The next phrases searched for were pseudonegators such as “no further …”; The pseudonegators look like negations but are not. Then, we looked for hypothetics such as “evaluate for.” These indicate that the condition is possible, but not certain. Next, history markers were considered. These are strings like “h/o”—meaning history of—that indicate the temporality of the condition. Finally, plain negaters were sought, such as “denies” or “not signs of.”
Rules
We developed and inserted sets of rules to assist with the intuitive determinations. These rules were framed in a domain specific language (DSL) written in the scala programming language.
In the development of the rules, there was always a tension between what seemed to achieve better agreement with the annotators in the training set and what was more medically correct. Following the annotators too closely can lead to over fitting, matching noise rather than signal. By contrast, a rule which does not at first seem medically sound may proxy some real condition of the patient or thought process of the annotator.
An illustrative example is Congestive heart failure (CHF). When the concept is not directly mentioned in the text, several ways of inferring the patient's status were used.
This condition is unequivocally indicated by a low numeric ejection fraction; we took 50% as a threshold. Most patients with CHF will be treated with ACE inhibitors; however ACE inhibitors are also used to treat other conditions such as hypertension.
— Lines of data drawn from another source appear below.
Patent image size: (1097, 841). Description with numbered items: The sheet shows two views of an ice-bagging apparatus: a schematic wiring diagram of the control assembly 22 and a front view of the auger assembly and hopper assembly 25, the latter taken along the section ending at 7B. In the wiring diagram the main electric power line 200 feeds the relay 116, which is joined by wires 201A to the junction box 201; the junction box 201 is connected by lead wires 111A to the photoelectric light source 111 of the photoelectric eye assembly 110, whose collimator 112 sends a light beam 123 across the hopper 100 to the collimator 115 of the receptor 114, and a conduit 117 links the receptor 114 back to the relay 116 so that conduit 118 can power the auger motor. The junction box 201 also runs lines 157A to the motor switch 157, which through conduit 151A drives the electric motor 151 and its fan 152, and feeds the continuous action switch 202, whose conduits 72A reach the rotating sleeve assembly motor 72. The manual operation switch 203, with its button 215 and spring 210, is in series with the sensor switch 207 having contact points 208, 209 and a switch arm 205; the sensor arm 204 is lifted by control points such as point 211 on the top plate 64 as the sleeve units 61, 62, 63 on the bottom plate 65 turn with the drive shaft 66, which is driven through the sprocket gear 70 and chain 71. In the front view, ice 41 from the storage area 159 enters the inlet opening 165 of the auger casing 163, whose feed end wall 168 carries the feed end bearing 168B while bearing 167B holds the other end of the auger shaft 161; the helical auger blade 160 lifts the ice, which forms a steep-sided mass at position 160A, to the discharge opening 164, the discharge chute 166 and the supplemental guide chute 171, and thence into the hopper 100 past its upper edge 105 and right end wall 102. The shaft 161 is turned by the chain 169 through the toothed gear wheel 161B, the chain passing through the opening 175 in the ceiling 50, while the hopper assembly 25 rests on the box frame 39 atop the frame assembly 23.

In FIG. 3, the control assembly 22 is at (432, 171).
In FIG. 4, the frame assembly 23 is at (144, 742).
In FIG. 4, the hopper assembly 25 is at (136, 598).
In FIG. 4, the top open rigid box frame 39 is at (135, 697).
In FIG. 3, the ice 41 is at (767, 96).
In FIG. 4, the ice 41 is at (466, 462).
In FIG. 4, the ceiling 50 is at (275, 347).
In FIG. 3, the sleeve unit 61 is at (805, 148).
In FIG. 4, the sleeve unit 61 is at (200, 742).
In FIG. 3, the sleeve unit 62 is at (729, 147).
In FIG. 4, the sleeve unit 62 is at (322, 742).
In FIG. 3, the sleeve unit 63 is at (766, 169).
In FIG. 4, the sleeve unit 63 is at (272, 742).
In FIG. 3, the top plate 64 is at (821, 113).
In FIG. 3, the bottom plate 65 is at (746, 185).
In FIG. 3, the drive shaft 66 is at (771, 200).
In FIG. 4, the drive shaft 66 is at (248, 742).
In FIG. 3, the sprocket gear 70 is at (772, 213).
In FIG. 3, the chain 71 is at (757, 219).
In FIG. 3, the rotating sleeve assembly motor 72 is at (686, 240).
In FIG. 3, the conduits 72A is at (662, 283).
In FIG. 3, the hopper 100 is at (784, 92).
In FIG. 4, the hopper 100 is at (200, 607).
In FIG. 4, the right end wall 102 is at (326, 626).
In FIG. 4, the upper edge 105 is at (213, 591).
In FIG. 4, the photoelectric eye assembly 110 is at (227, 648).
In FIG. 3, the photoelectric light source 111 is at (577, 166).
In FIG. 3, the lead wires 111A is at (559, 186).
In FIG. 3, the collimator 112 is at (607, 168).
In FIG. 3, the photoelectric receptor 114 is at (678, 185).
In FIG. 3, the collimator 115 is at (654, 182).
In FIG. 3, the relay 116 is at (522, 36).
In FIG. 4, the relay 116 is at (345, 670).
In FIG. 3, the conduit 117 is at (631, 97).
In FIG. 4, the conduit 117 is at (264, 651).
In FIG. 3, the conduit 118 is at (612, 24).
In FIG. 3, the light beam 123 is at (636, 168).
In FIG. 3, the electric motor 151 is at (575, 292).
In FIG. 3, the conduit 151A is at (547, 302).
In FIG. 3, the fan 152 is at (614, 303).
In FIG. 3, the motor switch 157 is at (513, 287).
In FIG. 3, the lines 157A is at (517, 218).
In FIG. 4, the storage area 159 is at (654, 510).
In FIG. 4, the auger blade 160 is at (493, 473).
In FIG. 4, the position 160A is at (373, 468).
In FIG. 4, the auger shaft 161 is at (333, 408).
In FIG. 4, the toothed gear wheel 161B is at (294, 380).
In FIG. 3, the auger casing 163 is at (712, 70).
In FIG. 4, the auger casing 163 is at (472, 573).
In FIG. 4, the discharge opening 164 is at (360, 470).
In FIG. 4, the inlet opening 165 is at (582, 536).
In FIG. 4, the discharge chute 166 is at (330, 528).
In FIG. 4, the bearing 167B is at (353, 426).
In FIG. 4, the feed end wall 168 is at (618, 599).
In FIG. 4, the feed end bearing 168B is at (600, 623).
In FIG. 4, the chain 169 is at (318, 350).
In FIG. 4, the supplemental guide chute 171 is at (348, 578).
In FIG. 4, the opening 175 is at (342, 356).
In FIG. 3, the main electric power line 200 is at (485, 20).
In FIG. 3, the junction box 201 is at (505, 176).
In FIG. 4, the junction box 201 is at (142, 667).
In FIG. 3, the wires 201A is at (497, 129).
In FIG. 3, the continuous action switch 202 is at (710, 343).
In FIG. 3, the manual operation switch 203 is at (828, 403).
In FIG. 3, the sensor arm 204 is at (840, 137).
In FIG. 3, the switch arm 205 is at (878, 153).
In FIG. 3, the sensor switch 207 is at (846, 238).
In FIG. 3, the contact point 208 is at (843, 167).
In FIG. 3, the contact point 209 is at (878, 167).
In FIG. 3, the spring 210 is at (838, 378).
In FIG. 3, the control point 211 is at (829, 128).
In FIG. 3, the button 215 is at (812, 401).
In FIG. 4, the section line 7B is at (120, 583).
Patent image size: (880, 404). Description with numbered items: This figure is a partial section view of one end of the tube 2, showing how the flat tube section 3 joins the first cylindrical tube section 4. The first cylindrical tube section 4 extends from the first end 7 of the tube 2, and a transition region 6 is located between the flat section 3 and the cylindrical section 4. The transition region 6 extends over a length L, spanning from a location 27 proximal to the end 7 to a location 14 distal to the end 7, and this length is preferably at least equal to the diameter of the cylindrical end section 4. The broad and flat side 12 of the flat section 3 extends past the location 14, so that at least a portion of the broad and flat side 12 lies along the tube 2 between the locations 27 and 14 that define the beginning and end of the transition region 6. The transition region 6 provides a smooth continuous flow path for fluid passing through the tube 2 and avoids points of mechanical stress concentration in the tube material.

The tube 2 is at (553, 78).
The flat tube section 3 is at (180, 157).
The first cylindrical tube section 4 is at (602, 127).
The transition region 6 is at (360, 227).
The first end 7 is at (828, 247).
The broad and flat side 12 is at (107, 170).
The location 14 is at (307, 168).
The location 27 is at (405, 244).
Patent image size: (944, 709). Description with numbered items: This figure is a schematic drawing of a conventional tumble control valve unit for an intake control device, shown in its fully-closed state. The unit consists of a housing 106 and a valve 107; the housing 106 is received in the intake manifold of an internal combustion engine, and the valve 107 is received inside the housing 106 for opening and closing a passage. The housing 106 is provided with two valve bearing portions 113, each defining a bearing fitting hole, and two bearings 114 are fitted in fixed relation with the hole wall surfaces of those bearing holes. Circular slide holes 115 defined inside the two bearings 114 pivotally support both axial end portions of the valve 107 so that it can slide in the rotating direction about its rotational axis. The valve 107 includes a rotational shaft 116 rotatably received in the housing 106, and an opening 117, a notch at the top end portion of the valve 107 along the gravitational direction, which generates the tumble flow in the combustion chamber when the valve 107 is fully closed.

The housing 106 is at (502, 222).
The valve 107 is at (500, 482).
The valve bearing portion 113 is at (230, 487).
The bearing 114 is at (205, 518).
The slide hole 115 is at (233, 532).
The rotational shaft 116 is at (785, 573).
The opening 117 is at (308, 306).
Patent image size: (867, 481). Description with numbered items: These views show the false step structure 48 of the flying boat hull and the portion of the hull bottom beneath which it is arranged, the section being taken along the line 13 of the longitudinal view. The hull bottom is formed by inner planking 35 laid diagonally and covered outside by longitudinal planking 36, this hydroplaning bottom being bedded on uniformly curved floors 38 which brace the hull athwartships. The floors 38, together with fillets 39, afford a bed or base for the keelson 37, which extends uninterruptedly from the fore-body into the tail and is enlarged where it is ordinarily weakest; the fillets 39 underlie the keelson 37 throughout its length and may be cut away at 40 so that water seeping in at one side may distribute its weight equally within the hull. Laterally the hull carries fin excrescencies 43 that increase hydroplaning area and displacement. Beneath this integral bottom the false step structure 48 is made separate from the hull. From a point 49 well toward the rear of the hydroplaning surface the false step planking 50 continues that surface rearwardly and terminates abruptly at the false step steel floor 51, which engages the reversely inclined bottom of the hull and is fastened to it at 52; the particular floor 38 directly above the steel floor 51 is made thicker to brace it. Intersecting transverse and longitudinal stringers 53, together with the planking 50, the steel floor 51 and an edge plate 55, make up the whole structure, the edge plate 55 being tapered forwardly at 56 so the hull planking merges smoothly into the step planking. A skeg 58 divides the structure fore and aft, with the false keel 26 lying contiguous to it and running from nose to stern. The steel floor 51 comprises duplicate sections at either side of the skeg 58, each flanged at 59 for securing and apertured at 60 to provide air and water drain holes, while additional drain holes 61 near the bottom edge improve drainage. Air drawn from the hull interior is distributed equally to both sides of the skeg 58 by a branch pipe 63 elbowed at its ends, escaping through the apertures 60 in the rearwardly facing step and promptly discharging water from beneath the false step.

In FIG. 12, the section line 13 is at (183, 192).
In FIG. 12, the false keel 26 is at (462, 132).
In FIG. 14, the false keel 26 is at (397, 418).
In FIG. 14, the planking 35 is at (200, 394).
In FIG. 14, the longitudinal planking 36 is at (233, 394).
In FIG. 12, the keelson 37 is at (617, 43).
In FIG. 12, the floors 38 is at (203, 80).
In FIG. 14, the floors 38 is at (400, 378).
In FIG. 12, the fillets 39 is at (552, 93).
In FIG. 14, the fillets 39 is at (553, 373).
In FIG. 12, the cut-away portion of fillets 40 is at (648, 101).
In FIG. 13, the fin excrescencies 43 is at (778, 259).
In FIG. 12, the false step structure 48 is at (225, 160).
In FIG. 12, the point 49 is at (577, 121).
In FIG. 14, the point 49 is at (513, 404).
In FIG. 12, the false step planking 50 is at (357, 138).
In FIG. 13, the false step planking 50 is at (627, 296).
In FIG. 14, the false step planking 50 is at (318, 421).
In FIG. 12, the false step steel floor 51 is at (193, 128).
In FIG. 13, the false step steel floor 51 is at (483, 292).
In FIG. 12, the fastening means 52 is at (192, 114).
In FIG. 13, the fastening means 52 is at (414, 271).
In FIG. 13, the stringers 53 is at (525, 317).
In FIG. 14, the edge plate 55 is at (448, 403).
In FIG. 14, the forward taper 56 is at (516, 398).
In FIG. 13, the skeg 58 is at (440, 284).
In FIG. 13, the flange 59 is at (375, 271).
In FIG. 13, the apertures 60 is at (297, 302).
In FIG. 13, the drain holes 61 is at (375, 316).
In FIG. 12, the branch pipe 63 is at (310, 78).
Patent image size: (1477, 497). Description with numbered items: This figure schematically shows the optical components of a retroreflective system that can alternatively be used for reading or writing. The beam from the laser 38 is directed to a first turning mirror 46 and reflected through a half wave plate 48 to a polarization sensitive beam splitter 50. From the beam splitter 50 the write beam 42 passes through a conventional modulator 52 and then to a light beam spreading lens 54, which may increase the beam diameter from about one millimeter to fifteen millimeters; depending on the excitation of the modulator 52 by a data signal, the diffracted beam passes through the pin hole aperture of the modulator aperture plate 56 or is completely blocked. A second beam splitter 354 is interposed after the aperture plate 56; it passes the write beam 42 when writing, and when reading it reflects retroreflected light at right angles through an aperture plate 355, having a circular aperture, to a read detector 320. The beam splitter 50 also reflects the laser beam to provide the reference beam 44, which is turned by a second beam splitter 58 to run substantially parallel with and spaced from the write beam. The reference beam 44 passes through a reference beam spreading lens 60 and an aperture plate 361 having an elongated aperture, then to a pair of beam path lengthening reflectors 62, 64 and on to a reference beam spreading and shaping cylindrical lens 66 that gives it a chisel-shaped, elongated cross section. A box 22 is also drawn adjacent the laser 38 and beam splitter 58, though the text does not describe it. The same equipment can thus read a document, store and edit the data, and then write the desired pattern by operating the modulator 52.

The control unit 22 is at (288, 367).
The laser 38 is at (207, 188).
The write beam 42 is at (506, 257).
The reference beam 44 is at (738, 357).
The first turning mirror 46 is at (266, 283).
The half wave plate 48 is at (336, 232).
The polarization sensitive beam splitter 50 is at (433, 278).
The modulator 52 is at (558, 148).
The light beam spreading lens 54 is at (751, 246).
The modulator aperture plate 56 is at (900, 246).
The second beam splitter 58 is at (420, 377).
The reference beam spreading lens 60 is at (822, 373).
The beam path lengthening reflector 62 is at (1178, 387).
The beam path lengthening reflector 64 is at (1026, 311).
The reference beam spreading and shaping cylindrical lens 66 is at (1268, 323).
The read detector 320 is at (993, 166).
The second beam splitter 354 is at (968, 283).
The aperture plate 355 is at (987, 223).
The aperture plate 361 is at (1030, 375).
In treating hypertension ACE inhibitors are often prescribed with a thiazide diuretic; this combination for CHF is rarer. So an ACE inhibitor without a thiazide diuretic is a possible treatment for CHF; but we would also like to see a condition associated with CHF. The findings we identified were a history of heart transplant, the presence of pulmonary edema, or the finding of a high numeric wedge pressure. Sample rules described in the DSL are shown below.
- val chfMed = hasAce and! hasThiazide;
- Val chfSymptom = hasHeartTransplant |
- hasPulmonaryEdema |
hasHighWedgePressure:
- Val chfRules = hasLowEjectionFraction |
- (chfMed and chfSymptom);
Technologies and Support Systems Used
Expert and rule-base systems have a long history in healthcare, going back to the early efforts with Mycin
19,20 and Internist.
21 There are several commercial and open source solutions that implement forward chaining, backward chaining or even blackboard systems.
22 We chose to implement our solutions from scratch as our goals were more experimental. The difficult part of building the system was to develop the feature set—the implementation of the inference logic was more straight forward. We relied on Apelon terminology environment to determine relevant medications for conditions used in the challenge.
23 Evaluation Metrics Used
We used Cohen's kappa metric to measure the progress of our evolving solution versus the physician gold-standard document annotators with the training set of documents. The kappa statistic for two person inter-rater agreement attempts to generate a measurement of agreement beyond that expected by chance. The main reason for the selection of this metric was that a good number of answers could simply be guessed correctly—i.e., “the person does not suffer from X” will be mostly true and sometimes overwhelmingly true.
24 Use of this measure allowed us to focus on optimizing a single metric, as opposed to a suite of metrics.
The NLP challenge organizers provided a utility to measure six metrics—micro and macro versions of precision, recall and F-measure. These measures are reported in the results section.